Resistenza? No, resilienza. È questa la parola d’ordine che deve animare le strategie di cybersecurity delle aziende. “Con l’alto livello di sofisticazione raggiunto dal cybercrime – spiega Paolo Dal Cin, Responsabile Accenture Security Italia, Europa Centrale e Grecia – non è più sufficiente reagire agli attacchi, bloccandoli, ma bisogna fare in modo che questi non impattino sul business”.
Accenture ha un osservatorio privilegiato. Come si stanno muovendo le aziende sul fronte cyber?
Le imprese medio-grandi stanno maturando rapidamente e sta aumentando la loro capacità di difendersi. D’altronde il contesto spinge in questa direzione: gli hacker adottano metodi sempre più sofisticati che garantiscono importanti ritorni economici anche e le imprese devono stare al passo, anzi un passo avanti.
In base a cosa dite che le aziende stanno maturando?
Prima per identificare e reagire a un’intrusione in corso ci volevo anche mesi, ora bastano poche settimane. Secondo una recente indagine Accenture, nonostante la crescita degli attacchi ransomware – la loro frequenze è raddoppiata in un anno – le imprese sono ora in grado di prevenire l’87% degli attacchi mirati, rispetto al 70% del 2017. Solo un attacco informatico mirato su otto va a buon fine, rispetto a uno su tre dello scorso anno. Questo significa che le organizzazioni hanno fatto un notevole passo in avanti nell’impedire che i propri dati vengano hackerati, rubati o persi.
Si è aperta l’era di Industry 4.0. Come cambia il contesto di difesa entro cui operare?
Con la digitalizzazione delle catene produttive la protezione delle infrastrutture critiche è cruciale perché un attacco hacker – se prima minacciava solo una parte del business – oggi mette a rischio la parte core, appunto guidata dalle tecnologie 4.0. Una strategia completa di difesa funziona se protegge i patent e assicura la continuità operativa.
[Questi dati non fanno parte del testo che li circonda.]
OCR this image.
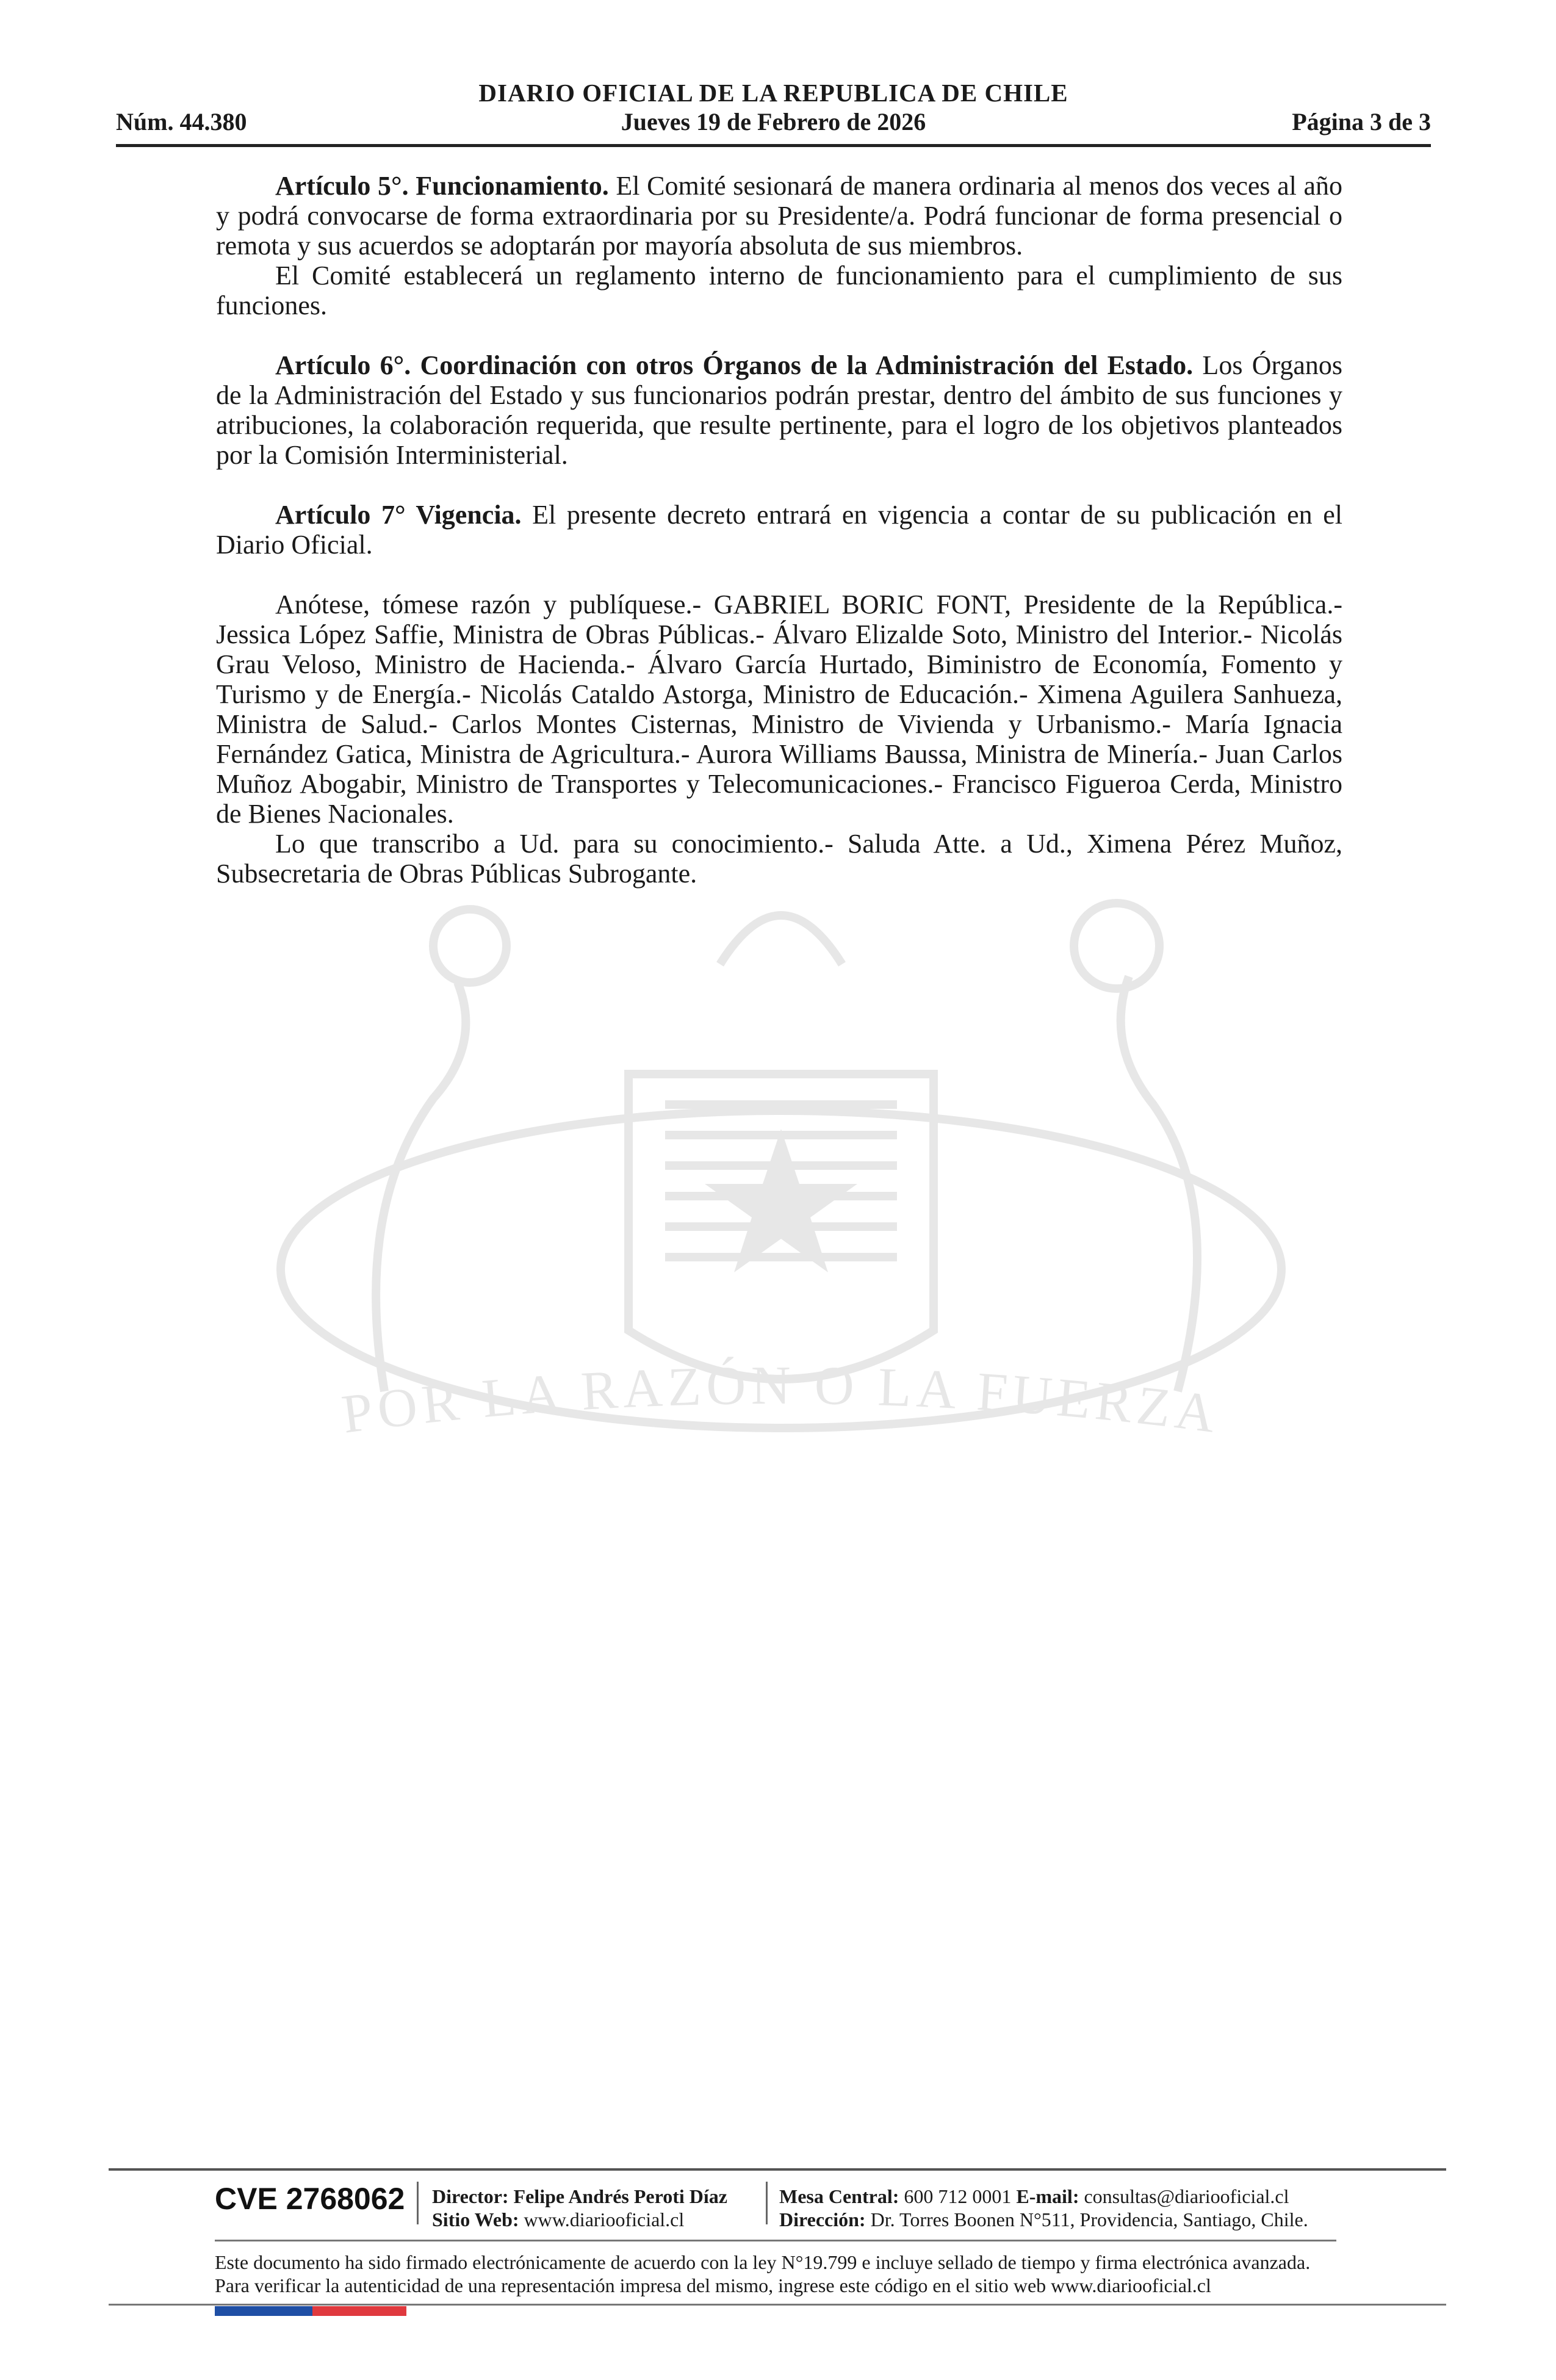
POR LA RAZÓN O LA FUERZA
DIARIO OFICIAL DE LA REPUBLICA DE CHILE
Núm. 44.380	Jueves 19 de Febrero de 2026	Página 3 de 3

Artículo 5°. Funcionamiento. El Comité sesionará de manera ordinaria al menos dos veces al año y podrá convocarse de forma extraordinaria por su Presidente/a. Podrá funcionar de forma presencial o remota y sus acuerdos se adoptarán por mayoría absoluta de sus miembros.

El Comité establecerá un reglamento interno de funcionamiento para el cumplimiento de sus funciones.

Artículo 6°. Coordinación con otros Órganos de la Administración del Estado. Los Órganos de la Administración del Estado y sus funcionarios podrán prestar, dentro del ámbito de sus funciones y atribuciones, la colaboración requerida, que resulte pertinente, para el logro de los objetivos planteados por la Comisión Interministerial.

Artículo 7° Vigencia. El presente decreto entrará en vigencia a contar de su publicación en el Diario Oficial.

Anótese, tómese razón y publíquese.- GABRIEL BORIC FONT, Presidente de la República.- Jessica López Saffie, Ministra de Obras Públicas.- Álvaro Elizalde Soto, Ministro del Interior.- Nicolás Grau Veloso, Ministro de Hacienda.- Álvaro García Hurtado, Biministro de Economía, Fomento y Turismo y de Energía.- Nicolás Cataldo Astorga, Ministro de Educación.- Ximena Aguilera Sanhueza, Ministra de Salud.- Carlos Montes Cisternas, Ministro de Vivienda y Urbanismo.- María Ignacia Fernández Gatica, Ministra de Agricultura.- Aurora Williams Baussa, Ministra de Minería.- Juan Carlos Muñoz Abogabir, Ministro de Transportes y Telecomunicaciones.- Francisco Figueroa Cerda, Ministro de Bienes Nacionales.

Lo que transcribo a Ud. para su conocimiento.- Saluda Atte. a Ud., Ximena Pérez Muñoz, Subsecretaria de Obras Públicas Subrogante.

CVE 2768062 Director: Felipe Andrés Peroti Díaz
Sitio Web: www.diariooficial.cl
Mesa Central: 600 712 0001 E-mail: consultas@diariooficial.cl
Dirección: Dr. Torres Boonen N°511, Providencia, Santiago, Chile.
Este documento ha sido firmado electrónicamente de acuerdo con la ley N°19.799 e incluye sellado de tiempo y firma electrónica avanzada. Para verificar la autenticidad de una representación impresa del mismo, ingrese este código en el sitio web www.diariooficial.cl
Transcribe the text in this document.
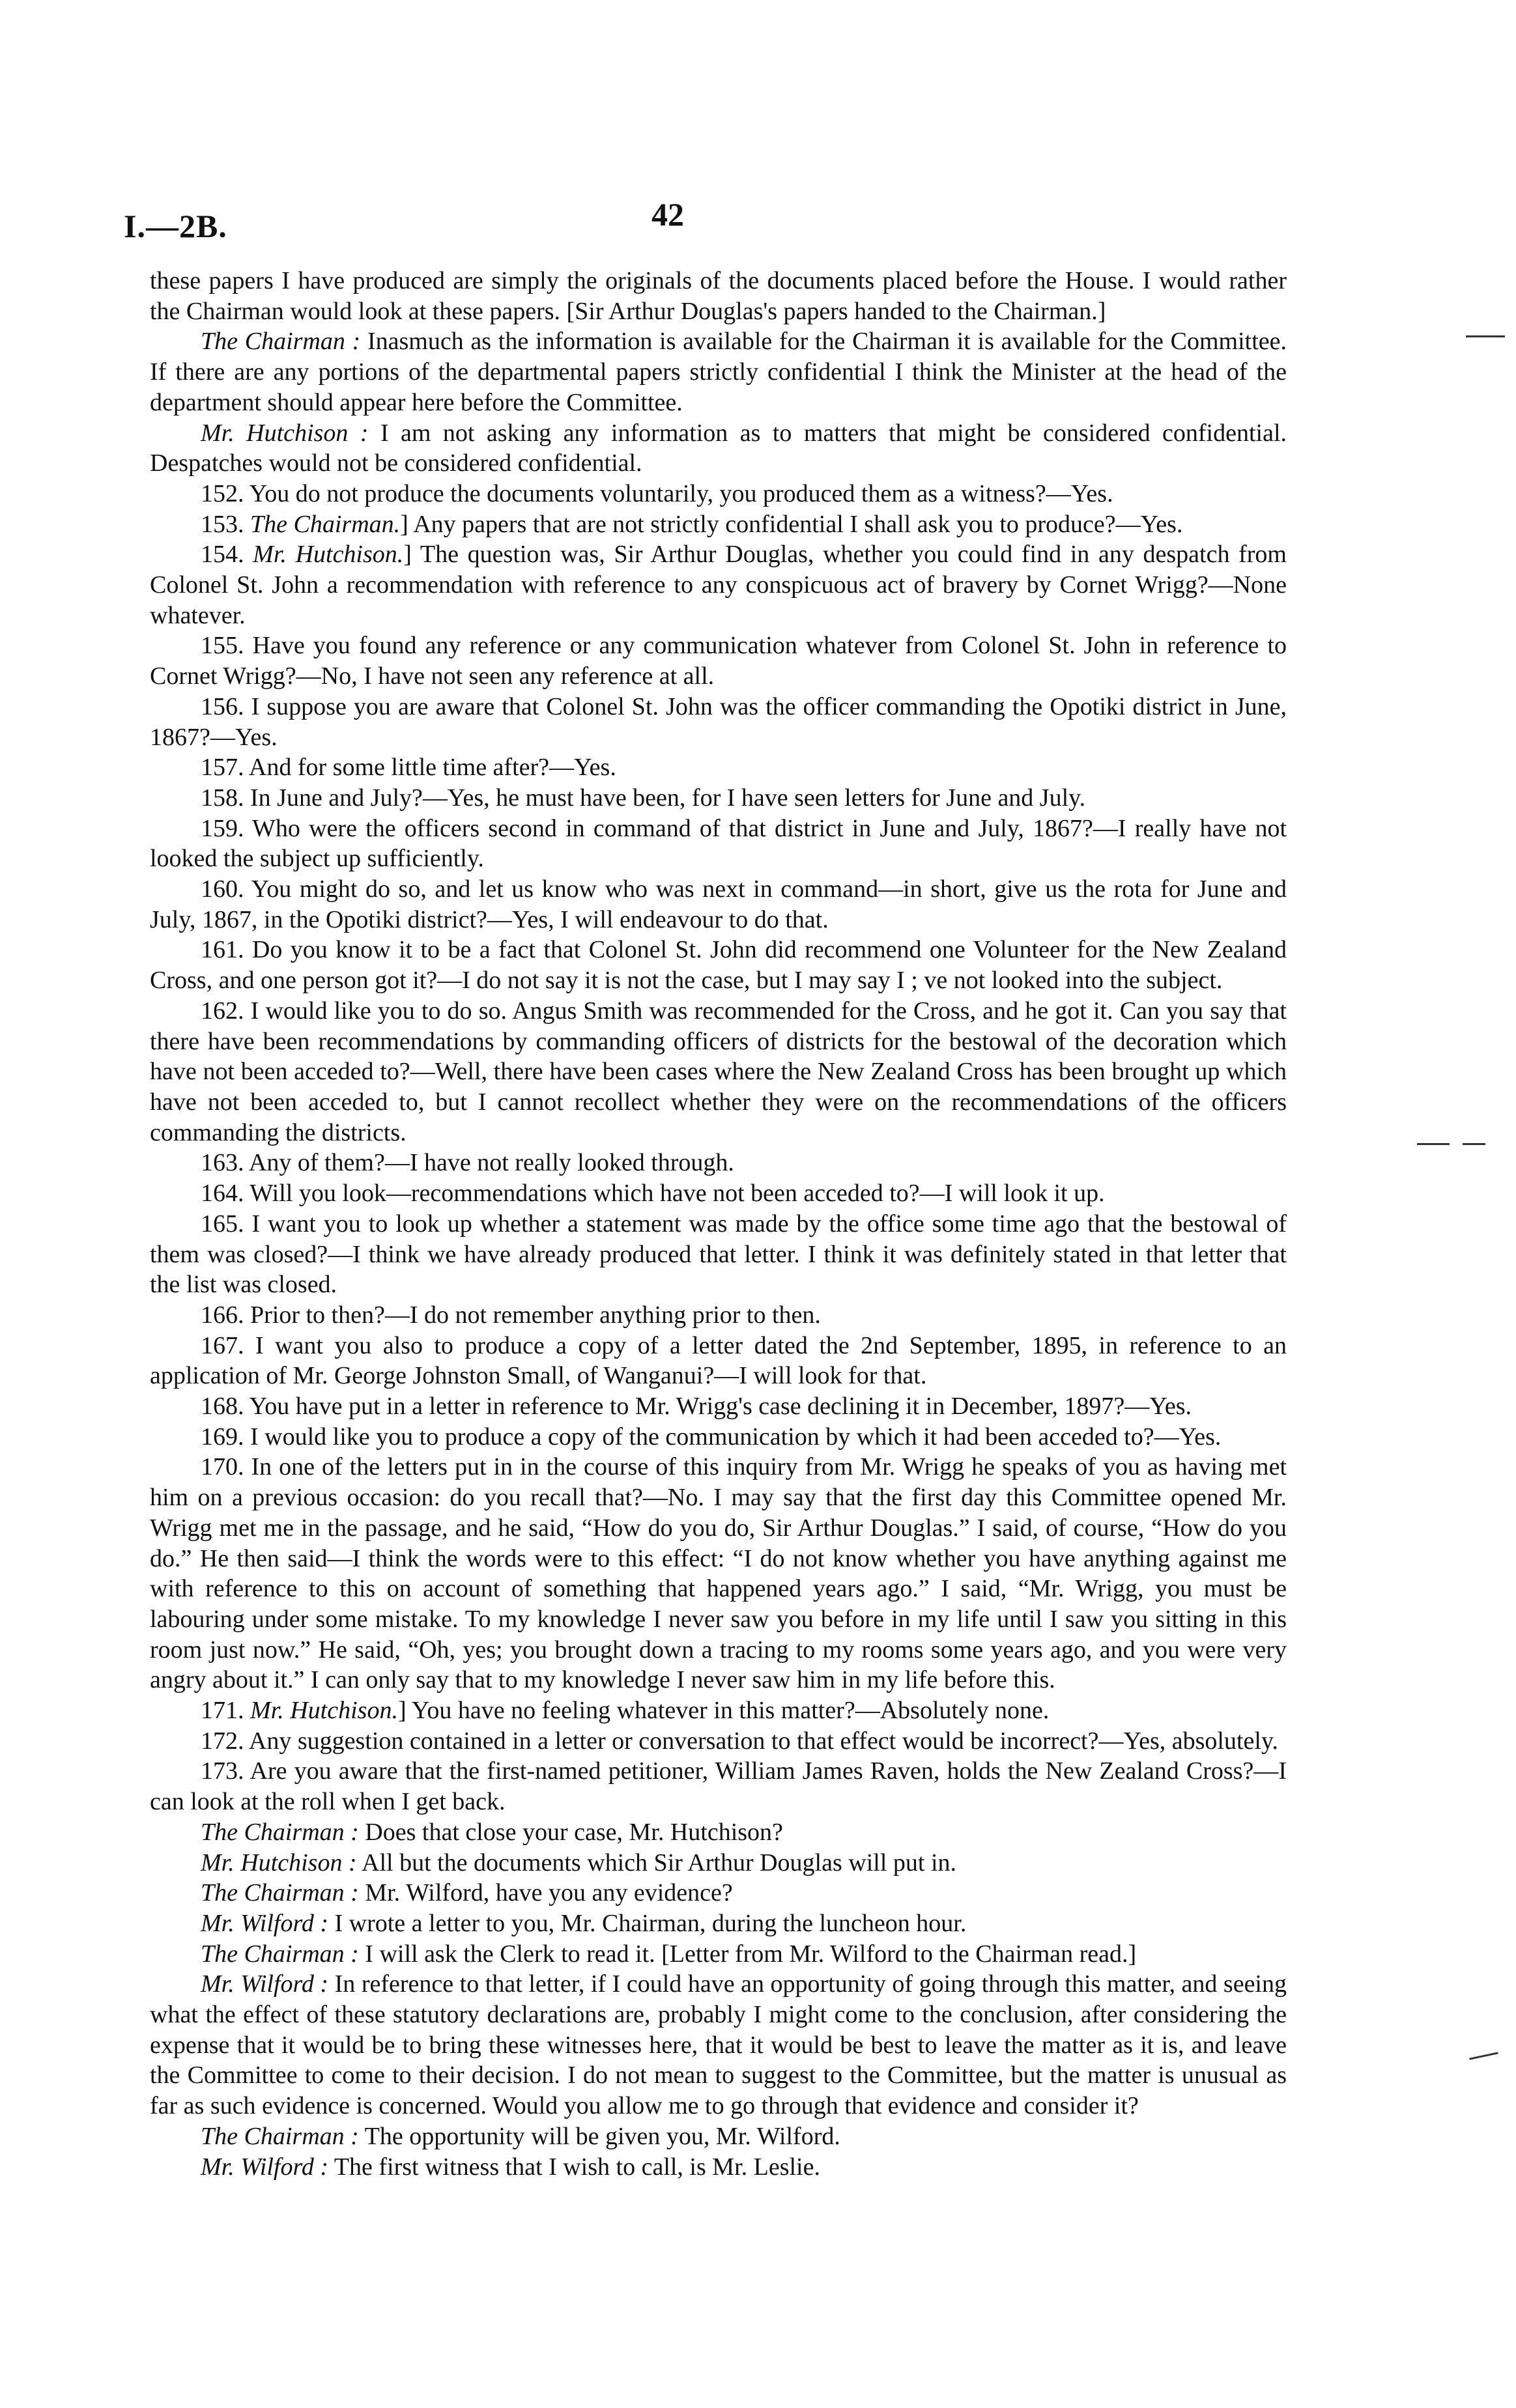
I.—2B.	42

these papers I have produced are simply the originals of the documents placed before the House. I would rather the Chairman would look at these papers. [Sir Arthur Douglas's papers handed to the Chairman.]

The Chairman : Inasmuch as the information is available for the Chairman it is available for the Committee. If there are any portions of the departmental papers strictly confidential I think the Minister at the head of the department should appear here before the Committee.

Mr. Hutchison : I am not asking any information as to matters that might be considered confidential. Despatches would not be considered confidential.

152. You do not produce the documents voluntarily, you produced them as a witness?—Yes.

153. The Chairman.] Any papers that are not strictly confidential I shall ask you to produce?—Yes.

154. Mr. Hutchison.] The question was, Sir Arthur Douglas, whether you could find in any despatch from Colonel St. John a recommendation with reference to any conspicuous act of bravery by Cornet Wrigg?—None whatever.

155. Have you found any reference or any communication whatever from Colonel St. John in reference to Cornet Wrigg?—No, I have not seen any reference at all.

156. I suppose you are aware that Colonel St. John was the officer commanding the Opotiki district in June, 1867?—Yes.

157. And for some little time after?—Yes.

158. In June and July?—Yes, he must have been, for I have seen letters for June and July.

159. Who were the officers second in command of that district in June and July, 1867?—I really have not looked the subject up sufficiently.

160. You might do so, and let us know who was next in command—in short, give us the rota for June and July, 1867, in the Opotiki district?—Yes, I will endeavour to do that.

161. Do you know it to be a fact that Colonel St. John did recommend one Volunteer for the New Zealand Cross, and one person got it?—I do not say it is not the case, but I may say I ; ve not looked into the subject.

162. I would like you to do so. Angus Smith was recommended for the Cross, and he got it. Can you say that there have been recommendations by commanding officers of districts for the bestowal of the decoration which have not been acceded to?—Well, there have been cases where the New Zealand Cross has been brought up which have not been acceded to, but I cannot recollect whether they were on the recommendations of the officers commanding the districts.

163. Any of them?—I have not really looked through.

164. Will you look—recommendations which have not been acceded to?—I will look it up.

165. I want you to look up whether a statement was made by the office some time ago that the bestowal of them was closed?—I think we have already produced that letter. I think it was definitely stated in that letter that the list was closed.

166. Prior to then?—I do not remember anything prior to then.

167. I want you also to produce a copy of a letter dated the 2nd September, 1895, in reference to an application of Mr. George Johnston Small, of Wanganui?—I will look for that.

168. You have put in a letter in reference to Mr. Wrigg's case declining it in December, 1897?—Yes.

169. I would like you to produce a copy of the communication by which it had been acceded to?—Yes.

170. In one of the letters put in in the course of this inquiry from Mr. Wrigg he speaks of you as having met him on a previous occasion: do you recall that?—No. I may say that the first day this Committee opened Mr. Wrigg met me in the passage, and he said, “How do you do, Sir Arthur Douglas.” I said, of course, “How do you do.” He then said—I think the words were to this effect: “I do not know whether you have anything against me with reference to this on account of something that happened years ago.” I said, “Mr. Wrigg, you must be labouring under some mistake. To my knowledge I never saw you before in my life until I saw you sitting in this room just now.” He said, “Oh, yes; you brought down a tracing to my rooms some years ago, and you were very angry about it.” I can only say that to my knowledge I never saw him in my life before this.

171. Mr. Hutchison.] You have no feeling whatever in this matter?—Absolutely none.

172. Any suggestion contained in a letter or conversation to that effect would be incorrect?—Yes, absolutely.

173. Are you aware that the first-named petitioner, William James Raven, holds the New Zealand Cross?—I can look at the roll when I get back.

The Chairman : Does that close your case, Mr. Hutchison?

Mr. Hutchison : All but the documents which Sir Arthur Douglas will put in.

The Chairman : Mr. Wilford, have you any evidence?

Mr. Wilford : I wrote a letter to you, Mr. Chairman, during the luncheon hour.

The Chairman : I will ask the Clerk to read it. [Letter from Mr. Wilford to the Chairman read.]

Mr. Wilford : In reference to that letter, if I could have an opportunity of going through this matter, and seeing what the effect of these statutory declarations are, probably I might come to the conclusion, after considering the expense that it would be to bring these witnesses here, that it would be best to leave the matter as it is, and leave the Committee to come to their decision. I do not mean to suggest to the Committee, but the matter is unusual as far as such evidence is concerned. Would you allow me to go through that evidence and consider it?

The Chairman : The opportunity will be given you, Mr. Wilford.

Mr. Wilford : The first witness that I wish to call, is Mr. Leslie.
Non è un caso, dunque, che oltre il 70% delle aziende a livello globale considerino rilevante il rischio informatico e la protezione dell’IoT.
Sul fronte consumer, invece, qual è la situazione?
Le azioni di cyber-resilience sono fondamentali. Con la diffusione del digital banking, ad esempio, non basta che i servizi siano sviluppato nell’ottica di garantire una user experience di qualità ma anche che siano sicuri. Come nel business, anche qui servono investimenti e azioni mirate.
C’è una ricetta che funziona?
La ricetta è l’innovazione. Gli hacker migliorano la qualità degli attacchi e allo stesso modo le potenziali vittime devono investire in tecnologie all’avanguardia in grado di automatizzare le difese e che facciano leva su strumenti avanzati di behavioral analytics, sull’intelligenza artificiale e sulla blockchain. Si tratta di strumenti che facilitano i test sulle capacità di resilienza. Così come farebbe un cybercriminale, bisogna fare simulazioni di attacchi da cui scaturiscano analisi delle aree deboli che richiedono un miglioramento in termini di protezione. Ma la aziende devono essere anche proattive.
In che modo?
Utilizzando tecniche di threat hunting. Sviluppando, cioè, processi di threat intelligence strategici e tattici adattati al proprio ambiente aziendale per identificare i potenziali rischi. E monitorare le attività anomale nei punti più passibili di attacco. Ma solo due organizzazioni su cinque stanno attualmente investendo in tecnologie all’avanguardia e procedure: passi avanti sarebbero possibili se crescessero gli impegni economici.